Bénin : Le vrai faux dialogue de Patrice Talon avec les syndicalistes

Annoncée pour durer au plus 2h de temps, la rencontre entre le chef de l’Etat et les secrétaires généraux des centrales syndicales a avalé cinq longues heures. A la place du dialogue sincère qui devrait aboutir à des prises de décisions importantes pour la sortie de crise, on a eu droit à un cours magistral du président Talon, qui a cherché plus à convaincre qu’à régler et apaiser. La rupture n’a guère innové sur le plan du dialogue entre le président de la république et les acteurs sociaux. De Yayi à Talon, le format n’a pas trop changé même si le contenu parfois diffère.
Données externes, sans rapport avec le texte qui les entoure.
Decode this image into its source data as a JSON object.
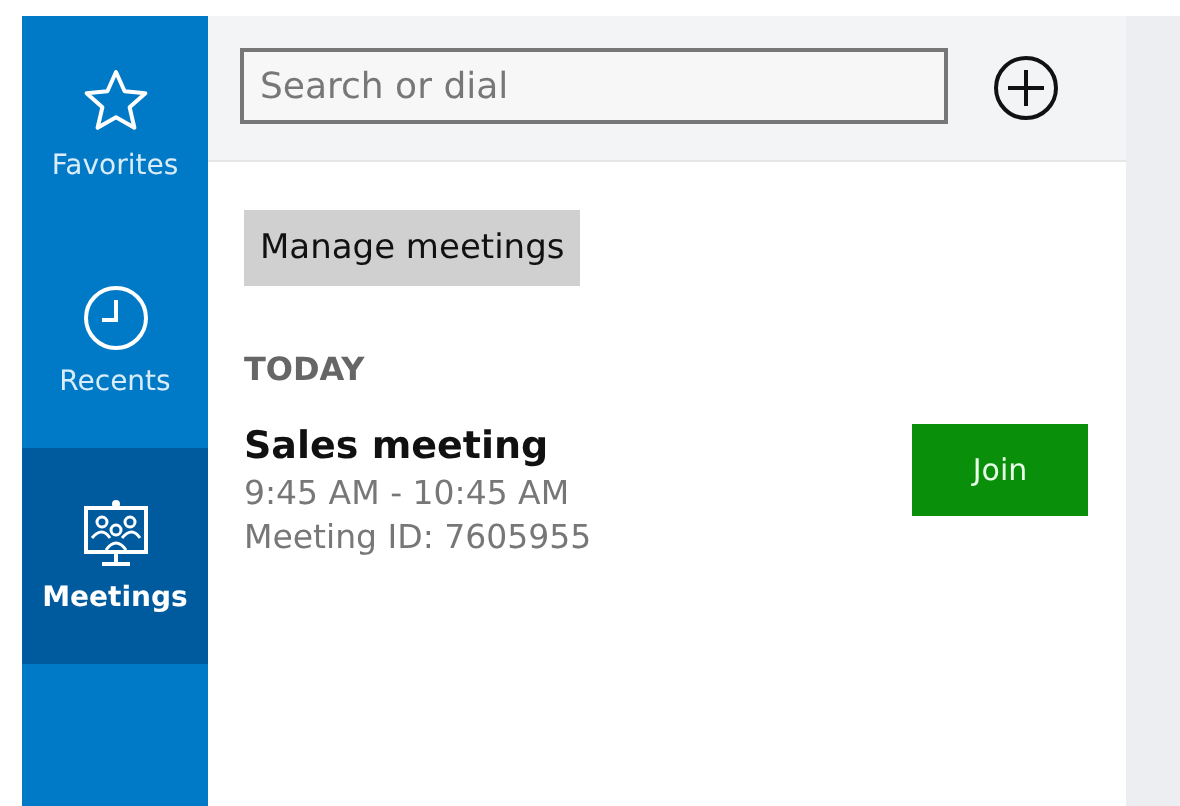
{
  "sidebar": {
    "items": [
      {
        "kind": "star",
        "label": "Favorites",
        "selected": false
      },
      {
        "kind": "clock",
        "label": "Recents",
        "selected": false
      },
      {
        "kind": "meeting",
        "label": "Meetings",
        "selected": true
      }
    ]
  },
  "search": {
    "placeholder": "Search or dial"
  },
  "manage_button": "Manage meetings",
  "section_heading": "TODAY",
  "meetings": [
    {
      "title": "Sales meeting",
      "time": "9:45 AM - 10:45 AM",
      "meeting_id": "Meeting ID: 7605955",
      "action": "Join"
    }
  ]
}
Si Yayi promet plus et donne moins, Talon semble quant à lui être dans la posture de celui qui ne promet rien du tout. Il passe son temps à expliquer ses actions et à convaincre ses interlocuteurs qu’il a les meilleures idées. On annonce deux heures, mais on s’emballe pour cinq heures sans que les syndicalistes aient eu, comme on pouvait le penser, la chance d’avoir eu le temps de mieux s’exprimer, de dire avec force détails les choses qui les préoccupaient.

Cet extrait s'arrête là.